Verse 14
"For God will bring every work into judgment, with every hidden thing, whether it be good, or whether it be evil." A more positive statement of the Biblical doctrine of the Eternal Judgment is to be found nowhere else in the Old Testament. The fact of God's eventual judgment of the whole world is a cardinal principle of Christianity, one of the fundamentals (Hebrews 6:2). This announcement of it at the end of Solomon's book makes it a climax. It could very well have been that his conviction of this certainty was the very thing that finally brought him to his senses. Delitzsch agreed with this. "This certainty of the final judgment at last was that which finally brought Solomon out of the labyrinth of his skepticism."[52] It will also do the same thing for every honest and intelligent man who will contemplate it.
As Hendry wrote, "The resolution of the discord" (the making of all things right: the just assignment of rewards for the righteous and punishments for the wicked, which shall take place only in the world to come) - "All this shall await the time when faith will give place to sight and every hidden thing will be revealed; so we may say of these last words of Ecclesiastes, that they foreshadow the resurrection."[53]
"Solomon's conclusion is that true religion is the only way to true happiness."[54] Man may chase the rainbows in any direction that he chooses, but apart from the love and service of God, only the rottenness of a grave awaits him. The verdict of God's truth against any other way but the true one is `vanity of vanities.' Why should anyone doubt it and throw his life away in the pursuit of life's beckoning butterflies, all of which can only disappoint and destroy him?
For a more extensive discussion of The Judgment regarding (1) its place in the Bible, (2) the necessity for it, (3) the occasion of it, (4) its importance as a foundational doctrine of Jesus Christ, (5) the reasons for its being a day of terror and sorrow for "all the tribes of the earth,,' etc., see Vol. 10 (Hebrews) of our New Testament Commentaries, pp. 115,116.

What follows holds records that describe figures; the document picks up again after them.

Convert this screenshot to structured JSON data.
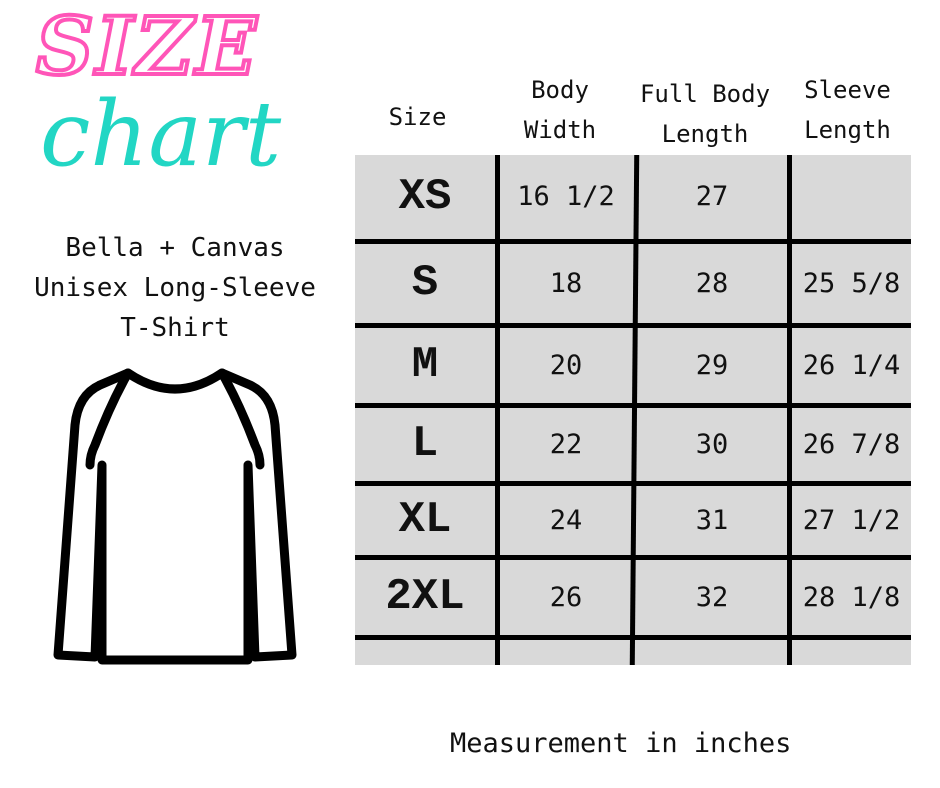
{
  "logo": {
    "line1": "SIZE",
    "line2": "chart",
    "colors": {
      "size": "#ff55b8",
      "chart": "#22d6c4"
    }
  },
  "product": {
    "brand": "Bella + Canvas",
    "name": "Unisex Long-Sleeve",
    "type": "T-Shirt",
    "icon": "long-sleeve-shirt-icon"
  },
  "table": {
    "headers": [
      [
        "Size"
      ],
      [
        "Body",
        "Width"
      ],
      [
        "Full Body",
        "Length"
      ],
      [
        "Sleeve",
        "Length"
      ]
    ],
    "rows": [
      [
        "XS",
        "16 1/2",
        "27",
        ""
      ],
      [
        "S",
        "18",
        "28",
        "25 5/8"
      ],
      [
        "M",
        "20",
        "29",
        "26 1/4"
      ],
      [
        "L",
        "22",
        "30",
        "26 7/8"
      ],
      [
        "XL",
        "24",
        "31",
        "27 1/2"
      ],
      [
        "2XL",
        "26",
        "32",
        "28 1/8"
      ]
    ],
    "background": "#d9d9d9"
  },
  "footer": "Measurement in inches"
}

Our study of this amazingly powerful chapter of God's Word would not be complete without a summary of the great doctrines of Christianity that are either expressly declared, necessarily implied, or both, in these verses. Here they are:
The Existence and Power of God
God is the Creator
God is the creator of Man
Immortality of the Soul
The Resurrection of the Dead
God is the Shepherd of Israel
The Existence of Moses' Law
God's Commands Available in that Law
That Law a Divine Revelation
Man's Accountability to God
The Eternal Judgment (Heaven and Hell)
Rewards and Punishments
It would be difficult indeed to find another chapter in the whole Bible with a more impressive constellation of stellar Christian doctrines than that which appears here. Blessed be the name of the Lord. Amen!